Ideally, you stop the gold plating. Gold plating frequently indicates one or more organizational problems, such as:

  • The organization does not understand that gold plating is a problem and that there is a high cost for this unnecessary development in the form of additional testing, documentation, and maintenance.
  • The development process is not well-defined and the organization has not established a process for development which adheres to the requirements.
  • The development process is well-defined, but management has either failed to communicate it or failed to enforce it.

If there is an organizational problem, it will typically take some time to fix. Unfortunately, while product managers can be the catalyst for organizational change, we typically do not have the authority to impose change. If you can’t immediately stop the gold plating, how do you address this situation?

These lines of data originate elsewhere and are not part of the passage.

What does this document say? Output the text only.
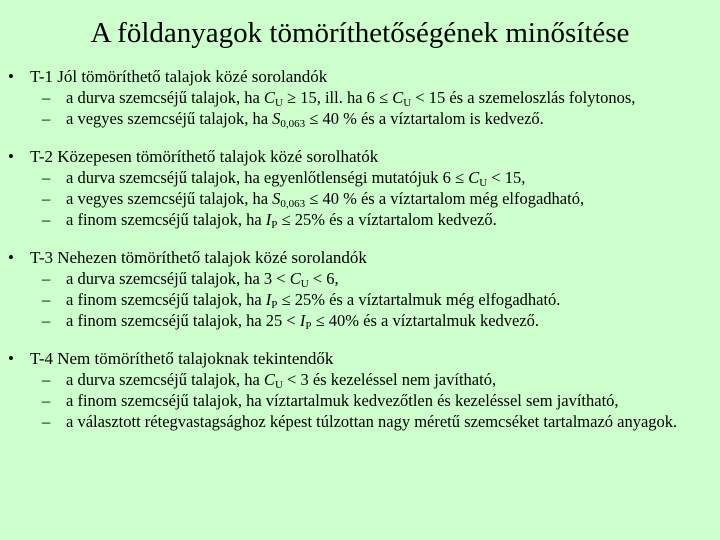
A földanyagok tömöríthetőségének minősítése
• T-1 Jól tömöríthető talajok közé sorolandók
– a durva szemcséjű talajok, ha $C_U \ge 15$, ill. ha $6 \le C_U < 15$ és a szemeloszlás folytonos,
– a vegyes szemcséjű talajok, ha $S_{0,063} \le 40$ % és a víztartalom is kedvező.
• T-2 Közepesen tömöríthető talajok közé sorolhatók
– a durva szemcséjű talajok, ha egyenlőtlenségi mutatójuk $6 \le C_U < 15$,
– a vegyes szemcséjű talajok, ha $S_{0,063} \le 40$ % és a víztartalom még elfogadható,
– a finom szemcséjű talajok, ha $I_P \le 25\%$ és a víztartalom kedvező.
• T-3 Nehezen tömöríthető talajok közé sorolandók
– a durva szemcséjű talajok, ha $3 < C_U < 6$,
– a finom szemcséjű talajok, ha $I_P \le 25\%$ és a víztartalmuk még elfogadható.
– a finom szemcséjű talajok, ha $25 < I_P \le 40\%$ és a víztartalmuk kedvező.
• T-4 Nem tömöríthető talajoknak tekintendők
– a durva szemcséjű talajok, ha $C_U < 3$ és kezeléssel nem javítható,
– a finom szemcséjű talajok, ha víztartalmuk kedvezőtlen és kezeléssel sem javítható,
– a választott rétegvastagsághoz képest túlzottan nagy méretű szemcséket tartalmazó anyagok.
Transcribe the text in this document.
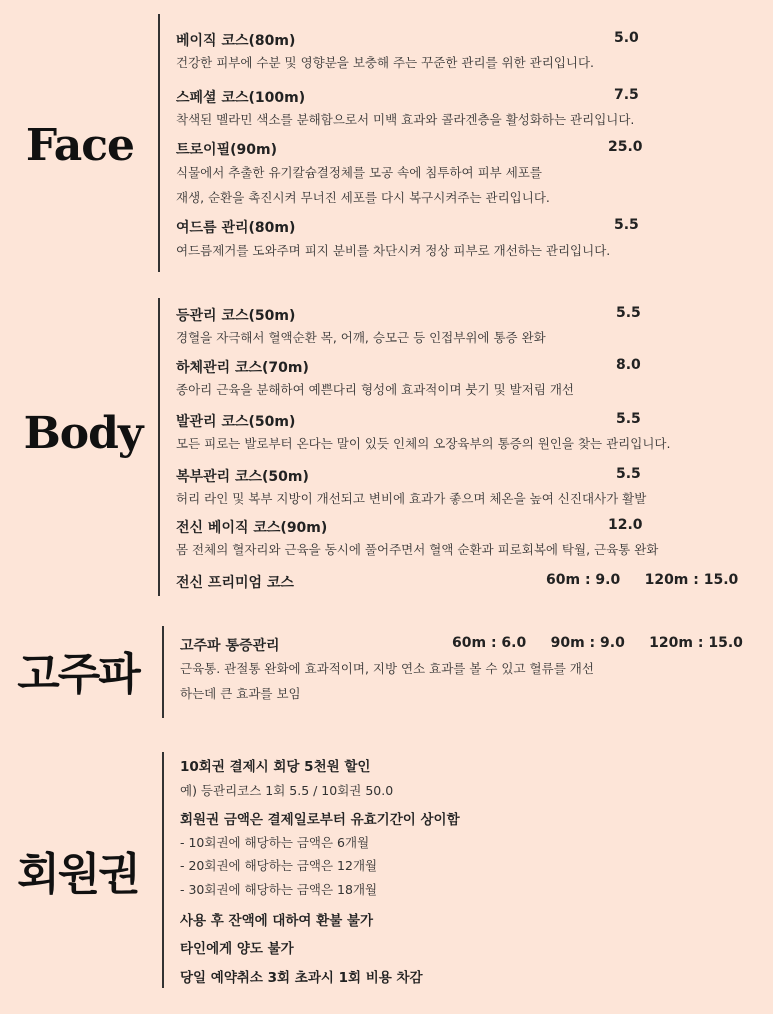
Face
베이직 코스(80m)	5.0
건강한 피부에 수분 및 영향분을 보충해 주는 꾸준한 관리를 위한 관리입니다.
스페셜 코스(100m)	7.5
착색된 멜라민 색소를 분해함으로서 미백 효과와 콜라겐층을 활성화하는 관리입니다.
트로이필(90m)	25.0
식물에서 추출한 유기칼슘결정체를 모공 속에 침투하여 피부 세포를
재생, 순환을 촉진시켜 무너진 세포를 다시 복구시켜주는 관리입니다.
여드름 관리(80m)	5.5
여드름제거를 도와주며 피지 분비를 차단시켜 정상 피부로 개선하는 관리입니다.
Body
등관리 코스(50m)	5.5
경혈을 자극해서 혈액순환 목, 어깨, 승모근 등 인접부위에 통증 완화
하체관리 코스(70m)	8.0
종아리 근육을 분해하여 예쁜다리 형성에 효과적이며 붓기 및 발저림 개선
발관리 코스(50m)	5.5
모든 피로는 발로부터 온다는 말이 있듯 인체의 오장육부의 통증의 원인을 찾는 관리입니다.
복부관리 코스(50m)	5.5
허리 라인 및 복부 지방이 개선되고 변비에 효과가 좋으며 체온을 높여 신진대사가 활발
전신 베이직 코스(90m)	12.0
몸 전체의 혈자리와 근육을 동시에 풀어주면서 혈액 순환과 피로회복에 탁월, 근육통 완화
전신 프리미엄 코스	60m : 9.0     120m : 15.0
고주파
고주파 통증관리	60m : 6.0     90m : 9.0     120m : 15.0
근육통. 관절통 완화에 효과적이며, 지방 연소 효과를 볼 수 있고 혈류를 개선
하는데 큰 효과를 보임
회원권
10회권 결제시 회당 5천원 할인
예) 등관리코스 1회 5.5 / 10회권 50.0
회원권 금액은 결제일로부터 유효기간이 상이함
- 10회권에 해당하는 금액은 6개월
- 20회권에 해당하는 금액은 12개월
- 30회권에 해당하는 금액은 18개월
사용 후 잔액에 대하여 환불 불가
타인에게 양도 불가
당일 예약취소 3회 초과시 1회 비용 차감
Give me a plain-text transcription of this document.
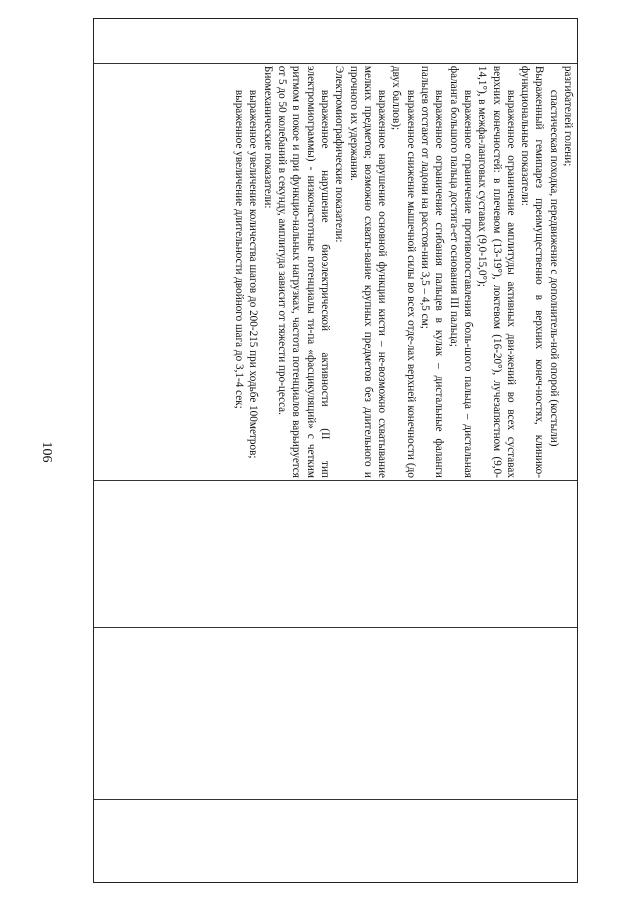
106

разгибателей голени;

спастическая походка, передвижение с дополнитель-ной опорой (костыли)

Выраженный гемипарез преимущественно в верхних конеч-ностях, клинико-функциональные показатели:

выраженное ограничение амплитуды активных дви-жений во всех суставах верхних конечностей: в плечевом (13-19°), локтевом (16-20°), лучезапястном (9,0-14,1°), в межфа-ланговых суставах (9,0-15,0°);

выраженное ограничение противопоставления боль-шого пальца – дистальная фаланга большого пальца достига-ет основания III пальца;

выраженное ограничение сгибания пальцев в кулак – дистальные фаланги пальцев отстают от ладони на расстоя-нии 3,5 – 4,5 см;

выраженное снижение мышечной силы во всех отде-лах верхней конечности (до двух баллов);

выраженное нарушение основной функции кисти – не-возможно схватывание мелких предметов; возможно схваты-вание крупных предметов без длительного и прочного их удержания.

Электромиографические показатели:

выраженное нарушение биоэлектрической активности (II тип электромиограммы) - низкочастотные потенциалы ти-па «фасцикуляций» с четким ритмом в покое и при функцио-нальных нагрузках, частота потенциалов варьируется от 5 до 50 колебаний в секунду, амплитуда зависит от тяжести про-цесса.

Биомеханические показатели:

выраженное увеличение количества шагов до 200-215 при ходьбе 100метров;

выраженное увеличение длительности двойного шага до 3,1-4 сек;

Features have been added to the system, so the entire team needs to know about them in order to properly address them: the documentation team will need to write about them, the quality assurance team will need to test them, etc. The information about these features should be added to the documents used within your organization to understand the capabilities of the system. If you have design documents, it will fit nicely there.

When the requirements documents are the primary documents used to understand the capabilities of the system, my line of reasoning says the information belongs there. However, these new features are really not requirements because the business unit has not asked for them. What’s a product manager to do?

I was recently faced with this situation. After soliciting advice from my colleagues, I decided the best approach would be to add the information about these features to an appendix in the Software Requirements Specification. It worked well as features were documented in an obvious location, yet not presented as requirements.

And, for those of you who are wondering, yes, the entire team is working on process improvement as well.